Title VII provides that it shall be an unlawful employment practice for an employer –

(1) to fail or refuse to hire or to discharge any individual, or otherwise to discriminate against any individual with respect to his compensation, terms, conditions, or privileges of employment, because of such individual’s race, color, religion, sex, or national origin; or

(2) to limit, segregate, or classify his employees or applicants for employment in any way which would deprive or tend to deprive any individual of employment opportunities or otherwise adversely affect his status as an employee, because of such individual’s race, color, religion, sex, or national origin.

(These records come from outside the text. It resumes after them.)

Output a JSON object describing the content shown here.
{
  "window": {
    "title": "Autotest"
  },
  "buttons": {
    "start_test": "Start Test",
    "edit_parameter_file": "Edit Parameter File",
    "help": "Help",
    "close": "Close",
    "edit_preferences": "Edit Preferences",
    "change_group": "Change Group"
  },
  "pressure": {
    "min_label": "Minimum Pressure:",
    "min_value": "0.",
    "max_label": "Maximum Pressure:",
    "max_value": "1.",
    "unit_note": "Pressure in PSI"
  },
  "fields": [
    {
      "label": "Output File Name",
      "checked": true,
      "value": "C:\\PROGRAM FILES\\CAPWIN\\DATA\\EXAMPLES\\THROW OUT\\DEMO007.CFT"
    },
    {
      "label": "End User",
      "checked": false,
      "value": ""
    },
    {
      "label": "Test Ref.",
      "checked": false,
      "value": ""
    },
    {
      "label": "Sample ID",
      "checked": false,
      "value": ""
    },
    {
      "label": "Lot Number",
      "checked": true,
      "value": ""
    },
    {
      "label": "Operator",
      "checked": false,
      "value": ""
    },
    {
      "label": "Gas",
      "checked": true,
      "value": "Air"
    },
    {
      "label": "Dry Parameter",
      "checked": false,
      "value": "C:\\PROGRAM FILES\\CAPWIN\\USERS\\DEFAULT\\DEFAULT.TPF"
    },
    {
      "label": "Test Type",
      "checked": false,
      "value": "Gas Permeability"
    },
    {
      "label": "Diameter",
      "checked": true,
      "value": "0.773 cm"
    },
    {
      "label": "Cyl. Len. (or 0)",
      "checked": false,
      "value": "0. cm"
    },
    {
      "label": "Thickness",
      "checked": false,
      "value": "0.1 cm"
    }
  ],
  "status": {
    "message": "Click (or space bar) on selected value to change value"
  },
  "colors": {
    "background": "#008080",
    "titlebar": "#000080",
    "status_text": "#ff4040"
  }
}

The federal Age Discrimination in Employment Act (“ADEA”) provides that “[i]t shall be unlawful for an employer-(1) to fail or refuse to hire or to discharge any individual or otherwise discriminate against any individual with respect to his compensation, terms, conditions, or privileges of employment, because of such individual’s age….” 29 U.S.C. §623(a).

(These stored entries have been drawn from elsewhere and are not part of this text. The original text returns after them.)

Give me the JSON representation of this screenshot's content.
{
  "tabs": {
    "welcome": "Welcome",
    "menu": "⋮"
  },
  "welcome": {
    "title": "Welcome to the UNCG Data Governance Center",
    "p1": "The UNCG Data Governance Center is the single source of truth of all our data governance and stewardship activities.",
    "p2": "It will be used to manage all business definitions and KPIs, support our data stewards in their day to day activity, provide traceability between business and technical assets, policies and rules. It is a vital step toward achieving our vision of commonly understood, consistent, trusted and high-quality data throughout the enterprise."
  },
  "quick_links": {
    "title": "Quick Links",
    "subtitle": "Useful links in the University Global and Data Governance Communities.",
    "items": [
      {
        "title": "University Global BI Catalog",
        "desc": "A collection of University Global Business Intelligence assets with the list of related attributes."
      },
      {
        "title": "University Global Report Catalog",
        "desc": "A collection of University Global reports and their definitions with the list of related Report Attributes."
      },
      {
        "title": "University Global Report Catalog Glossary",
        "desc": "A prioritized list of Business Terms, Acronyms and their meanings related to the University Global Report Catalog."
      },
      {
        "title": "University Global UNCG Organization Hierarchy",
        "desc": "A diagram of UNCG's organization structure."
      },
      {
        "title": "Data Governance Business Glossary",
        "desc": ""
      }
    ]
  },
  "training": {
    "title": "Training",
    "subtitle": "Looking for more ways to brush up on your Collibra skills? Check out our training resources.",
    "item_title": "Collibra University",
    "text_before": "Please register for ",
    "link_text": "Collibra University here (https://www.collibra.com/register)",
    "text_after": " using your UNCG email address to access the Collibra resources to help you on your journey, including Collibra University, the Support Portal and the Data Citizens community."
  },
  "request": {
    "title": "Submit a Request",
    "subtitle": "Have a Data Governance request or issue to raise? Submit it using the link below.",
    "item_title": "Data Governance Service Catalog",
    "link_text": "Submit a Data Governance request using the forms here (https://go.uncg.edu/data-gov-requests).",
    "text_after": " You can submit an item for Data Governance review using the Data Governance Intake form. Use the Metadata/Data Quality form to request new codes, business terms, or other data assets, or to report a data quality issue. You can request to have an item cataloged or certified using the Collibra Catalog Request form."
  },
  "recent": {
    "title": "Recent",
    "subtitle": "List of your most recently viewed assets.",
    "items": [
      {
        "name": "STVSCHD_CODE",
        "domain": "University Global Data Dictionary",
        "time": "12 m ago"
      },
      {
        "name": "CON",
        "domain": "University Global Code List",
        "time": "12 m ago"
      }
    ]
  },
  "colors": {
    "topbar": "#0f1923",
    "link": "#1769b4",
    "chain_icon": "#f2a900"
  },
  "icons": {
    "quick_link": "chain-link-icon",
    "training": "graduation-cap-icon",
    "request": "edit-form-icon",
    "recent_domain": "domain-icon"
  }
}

The California Fair Employment and Housing Act (“FEHA”) provides that:

[i]

t is an unlawful employment practice, unless based upon a bona fide occupational qualification, or, except where based upon applicable security regulations established by the United States or the State of California: (a) For an employer, because of the race, religious creed, color, national origin, ancestry, physical disability, mental disability, medical condition, genetic information, marital status, sex, gender, gender identity, gender expression, age, sexual orientation, or military and veteran status of any person, to refuse to hire or employ the person or to refuse to select the person for a training program leading to employment, or to bar or to discharge the person from employment or from a training program leading to employment, or to discriminate against the person in compensation or in terms, conditions, or privileges of employment. Gov’t Code §12940.

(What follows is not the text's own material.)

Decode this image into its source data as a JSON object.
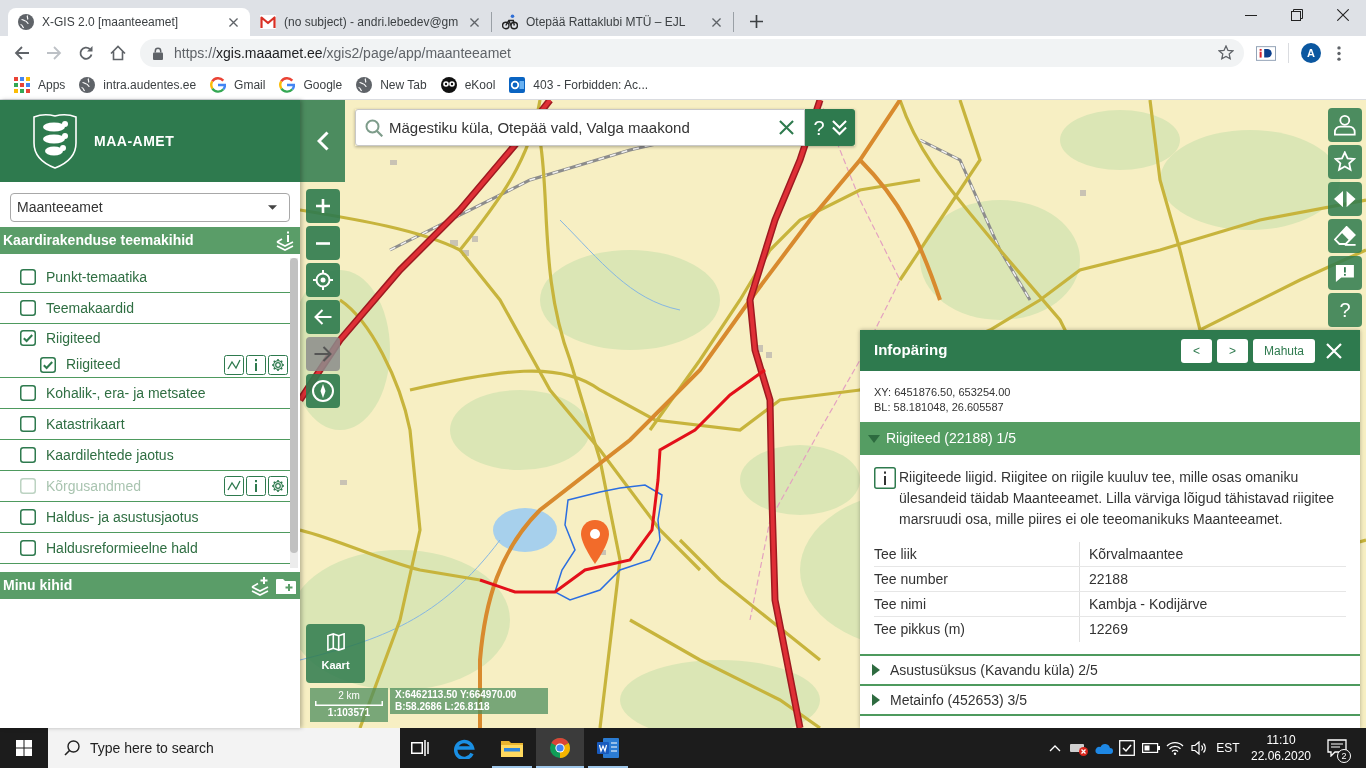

Judicial analysis of the state and federal statutes is similar. In the absence of direct evidence of discrimination, courts apply the burden-shifting framework enunciated in McDonnell Douglas Corp. v. Green, 411 U.S. 792, 93 S.Ct. 1817, 36 L.Ed.2d 668 (1973). The employee must first establish a prima facie case of age discrimination. If the employee has justified a presumption of discrimination, the burden shifts to the employer to articulate a legitimate, nondiscriminatory reason for its adverse employment action. If the employer satisfies its burden, the employee must then prove that the reason advanced by the employer constitutes mere pretext for unlawful discrimination. “As a general matter, the plaintiff in an employment discrimination action need produce very little evidence in order to overcome an employer’s motion for summary judgment.” Chuang v. Univ. of Cal. Davis, Bd. of Trs., 225 F.3d 1115, 1124 (9th Cir.2000).

An employee can establish a prima facie case of disparate treatment by demonstrating that he was (1) at least forty years old, (2) performing his job satisfactorily, (3) discharged, and (4) either replaced by a substantially younger employee with equal or inferior qualifications or discharged under circumstances otherwise giving rise to an inference of age discrimination. An inference of discrimination can be established by showing the employer had a continuing need for the employee’s skills and services, in that their various duties were still being performed, or by showing that others not in their protected class were treated more favorably. (Quotation marks and citations omitted.)